You forget Wal-mart and Target likely know more about you than the government does and they do not have a 72-year confidentiality clause.
Make them declare it? Ugh, sorry for the lack of clarity caused by bad writing there.
I should have written "make a more explicit declaration of your restrictions" or something. But as it is, they're pretty explicitly allowed to make it in such manner as they may by law direct.
This includes the questions and the methods to facilitate cooperation. Much like say, Jury Duty, Taxes, or what not.
If you want a government without the power of compulsion or coercion, you're in the wrong place.
Survivors of the Japanese (and to a lesser extent German and Italian) internment camps can probably tell you.
There are a huge number of yeast infections in this county. Probably because we're downriver from the bread factory.
So does this data allow me to figure out YOUR mother's maiden name?
they have actually looked at the fucking data. social science is incredibly important, but tends to be run by fucking hacks.
as though it were as proven as gravitation. its not. its just a goddamned theory.
This, kids, is why you should never underestimate the paranoid terror the average American lives with.
well well now you can find out how many jews entered ur country in 1940, and expose the lie that 6 (oh now revised to 3, oh no revised again to 2, oh no revised agaiin to 1.5, oh no was it even there?) million jooz were killed in Germany.

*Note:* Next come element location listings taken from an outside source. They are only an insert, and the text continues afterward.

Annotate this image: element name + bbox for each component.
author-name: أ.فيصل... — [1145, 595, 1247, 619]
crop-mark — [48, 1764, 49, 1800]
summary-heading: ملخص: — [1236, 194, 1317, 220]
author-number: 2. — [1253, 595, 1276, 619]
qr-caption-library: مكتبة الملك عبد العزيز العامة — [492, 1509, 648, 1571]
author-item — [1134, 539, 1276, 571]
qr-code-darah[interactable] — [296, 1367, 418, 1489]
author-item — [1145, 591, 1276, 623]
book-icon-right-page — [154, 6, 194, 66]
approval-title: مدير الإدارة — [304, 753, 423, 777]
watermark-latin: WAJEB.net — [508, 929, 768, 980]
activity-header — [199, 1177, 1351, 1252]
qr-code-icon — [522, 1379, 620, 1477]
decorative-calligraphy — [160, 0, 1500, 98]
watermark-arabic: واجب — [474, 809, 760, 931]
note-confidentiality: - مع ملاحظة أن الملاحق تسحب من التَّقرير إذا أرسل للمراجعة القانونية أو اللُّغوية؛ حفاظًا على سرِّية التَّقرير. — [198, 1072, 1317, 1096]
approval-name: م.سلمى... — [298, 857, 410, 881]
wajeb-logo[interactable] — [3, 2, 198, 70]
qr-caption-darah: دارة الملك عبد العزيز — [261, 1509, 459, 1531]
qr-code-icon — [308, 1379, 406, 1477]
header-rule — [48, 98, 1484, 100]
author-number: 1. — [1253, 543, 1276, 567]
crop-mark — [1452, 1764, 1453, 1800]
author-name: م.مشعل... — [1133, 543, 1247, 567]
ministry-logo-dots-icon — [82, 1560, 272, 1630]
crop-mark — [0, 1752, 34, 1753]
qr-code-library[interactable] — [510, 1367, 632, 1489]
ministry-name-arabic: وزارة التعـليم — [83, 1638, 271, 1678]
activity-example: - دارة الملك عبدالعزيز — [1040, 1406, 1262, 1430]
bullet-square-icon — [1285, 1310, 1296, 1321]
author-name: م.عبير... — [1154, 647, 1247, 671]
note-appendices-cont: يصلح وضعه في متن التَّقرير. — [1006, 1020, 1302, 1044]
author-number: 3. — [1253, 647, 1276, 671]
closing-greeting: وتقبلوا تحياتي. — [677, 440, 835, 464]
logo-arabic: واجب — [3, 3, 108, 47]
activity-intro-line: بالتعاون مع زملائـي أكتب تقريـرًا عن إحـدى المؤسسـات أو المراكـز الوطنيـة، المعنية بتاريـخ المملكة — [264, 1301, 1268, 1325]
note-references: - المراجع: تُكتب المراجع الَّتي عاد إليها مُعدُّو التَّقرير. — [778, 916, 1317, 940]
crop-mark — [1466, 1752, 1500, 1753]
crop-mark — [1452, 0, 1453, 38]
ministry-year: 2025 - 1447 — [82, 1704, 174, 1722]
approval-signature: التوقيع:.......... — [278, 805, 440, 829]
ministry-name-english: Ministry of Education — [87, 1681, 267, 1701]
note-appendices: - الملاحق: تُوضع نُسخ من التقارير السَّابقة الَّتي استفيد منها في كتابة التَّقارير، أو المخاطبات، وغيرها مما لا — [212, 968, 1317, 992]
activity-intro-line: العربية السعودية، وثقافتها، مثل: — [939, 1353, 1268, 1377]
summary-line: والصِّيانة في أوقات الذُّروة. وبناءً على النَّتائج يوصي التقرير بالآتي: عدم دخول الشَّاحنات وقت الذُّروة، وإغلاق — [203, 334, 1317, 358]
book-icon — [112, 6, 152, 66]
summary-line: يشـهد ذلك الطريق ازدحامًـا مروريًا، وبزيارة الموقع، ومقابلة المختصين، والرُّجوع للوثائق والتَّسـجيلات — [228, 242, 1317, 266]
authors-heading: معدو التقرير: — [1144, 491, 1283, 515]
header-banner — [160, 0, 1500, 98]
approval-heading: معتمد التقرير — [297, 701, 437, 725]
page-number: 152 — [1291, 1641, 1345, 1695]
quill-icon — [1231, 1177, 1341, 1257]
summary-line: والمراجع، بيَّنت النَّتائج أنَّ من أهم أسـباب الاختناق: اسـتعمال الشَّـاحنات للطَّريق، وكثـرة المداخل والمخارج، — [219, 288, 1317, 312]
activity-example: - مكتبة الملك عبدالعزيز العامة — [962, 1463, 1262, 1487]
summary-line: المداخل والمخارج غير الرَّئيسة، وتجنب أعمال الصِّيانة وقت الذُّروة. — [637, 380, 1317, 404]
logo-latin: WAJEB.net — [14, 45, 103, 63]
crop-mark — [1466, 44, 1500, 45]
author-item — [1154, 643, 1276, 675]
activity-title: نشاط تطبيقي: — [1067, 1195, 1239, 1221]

Why is this quote from a relatively unknown Northern Illinois University professor being reprinted everywhere, as if his opinion about what the 1940 Census may contain is the most important factoid about the 1940 Census? It's not as if the debate over the efficacy of the New Deal had been set aside until the 1940 data might provide a definitive answer.
I guess he was just so happy to be asked for his opinions by NPR, that he could not help but include his own "Big Government is Best" spin.
But we already knew that the unemployment rate was still 14.8% by 1940, after seven years of New Deal policies. And there was evidence that the economy would have recovered much faster if the Roosevelt Administration had done the exact opposite from the policies it implemented. That's also the case today, with respect to the Obama Administration.